In April 2019, the unemployment rate sat at 6.7 per cent, but by the summer of 2020 it topped 15 per cent as the pandemic took hold.

The COVID-19 crisis “threw a wrench” into the province’s economy for the better part of two years, said Alberta Central chief economist Charles St-Arnaud.

Today, the jobless rate has fallen to 5.9 per cent and the economy is growing. However, the rate of employment — the share of working-aged Albertans who are employed — has dropped, he noted.

“Generally, we are probably in better shape than (in 2019) but a big part of that is a big recovery in oil prices,” St-Arnaud said.

For the oil sector, the past three years have been a stomach-churning ride. U.S. crude prices crumpled briefly into negative territory in April 2020.

This year, they’ve surged above $110 a barrel with Russia’s invasion of Ukraine and concerns about global energy security. Natural gas prices have also taken off.

No new greenfield oilsands projects are in the works and industry spending hasn’t returned to previous levels. However, the sector is advancing plans to potentially invest billions of dollars in hydrogen production, petrochemical developments and carbon capture, utilization and storage (CCUS) projects.

“A lot of steps in the right direction were made during Jason Kenney’s time that could yield a sea change in the way our economy operates,” said Gary Mar, president of the Canada West Foundation and a former PC cabinet minister.

Along the way, Kenney backed incentives for the petrochemical sector and cut the corporate tax rate by a third.

The key for the next premier will be to attract more investment to the province, and position the economy for a long-term future.

“This is a super complicated and gigantic industry,” said Richard Masson, former CEO of the Alberta Petroleum Marketing Commission (APMC), a provincial Crown corporation.

“Someone has to make sure they really understand it and they recognize decisions have a huge impact on investment in both the short and long term — and so does rhetoric.”

Part of any shift should begin with the decarbonization file. Six of the largest oilsands producers have already adopted a net-zero policy by 2050, putting them in step with the federal target.

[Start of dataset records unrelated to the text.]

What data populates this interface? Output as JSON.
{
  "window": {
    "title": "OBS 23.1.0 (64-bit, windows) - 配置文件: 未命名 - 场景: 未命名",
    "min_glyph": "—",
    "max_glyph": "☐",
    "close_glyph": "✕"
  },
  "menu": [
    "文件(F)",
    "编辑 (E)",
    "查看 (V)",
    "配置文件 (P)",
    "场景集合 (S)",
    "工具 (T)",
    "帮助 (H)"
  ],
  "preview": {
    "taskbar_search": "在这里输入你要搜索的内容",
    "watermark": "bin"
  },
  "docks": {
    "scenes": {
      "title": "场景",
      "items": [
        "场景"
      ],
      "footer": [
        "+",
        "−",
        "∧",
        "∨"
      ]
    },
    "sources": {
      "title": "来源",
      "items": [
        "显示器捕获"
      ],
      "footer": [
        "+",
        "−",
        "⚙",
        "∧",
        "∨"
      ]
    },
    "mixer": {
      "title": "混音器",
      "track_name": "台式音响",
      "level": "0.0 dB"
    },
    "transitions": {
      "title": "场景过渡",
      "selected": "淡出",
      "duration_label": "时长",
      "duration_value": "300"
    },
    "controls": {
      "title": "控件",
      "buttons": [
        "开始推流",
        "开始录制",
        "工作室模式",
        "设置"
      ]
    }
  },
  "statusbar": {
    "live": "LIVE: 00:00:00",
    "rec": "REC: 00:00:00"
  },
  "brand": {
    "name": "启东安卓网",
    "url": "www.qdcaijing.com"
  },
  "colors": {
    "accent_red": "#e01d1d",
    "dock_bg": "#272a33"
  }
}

Masson, an executive fellow at the University of Calgary’s School of Public Policy, believes carbon tax battles with Ottawa must end because the industry needs long-term certainty on carbon policy and pricing to invest in projects like CCUS.

Kevin Krausert, CEO of Avatar Innovations, which operates a clean energy accelerator and training initiative in Calgary, believes the next premier must promote energy production while overseeing dramatic progress in cutting emissions through biofuels, hydrogen and carbon capture technology.

“If you want to get big projects built, you have to bring everyone along with you,” said Krausert, former president of Beaver Drilling.

With a lower corporate tax rate, the province has changed the investment climate in the province, said Calgary Chamber of Commerce CEO Deborah Yedlin.

But the next premier needs to ensure the province offers additional support to proposed CCUS projects to build on the federal investment tax credit, she said.

With the oilpatch, a change in tone from the province would be welcomed in some quarters.

“They simply do not consult, they unveil,” said one oilpatch executive.

Whitecap Resources CEO Grant Fagerheim said Kenney rightly stood up to the federal government over its oil and gas policies.

However, Kenney wasn’t a “big-tent leader” involving all of the industry, he said.

“Jason was dealt a very difficult hand,” Fagerheim added.

“Jason was supportive of our sector, but his execution around supporting the sector was not inclusive . . . it was not a collaborative effort. It was more of, this is where we’re going — and come along.”

Chris Varcoe is a Calgary Herald columnist.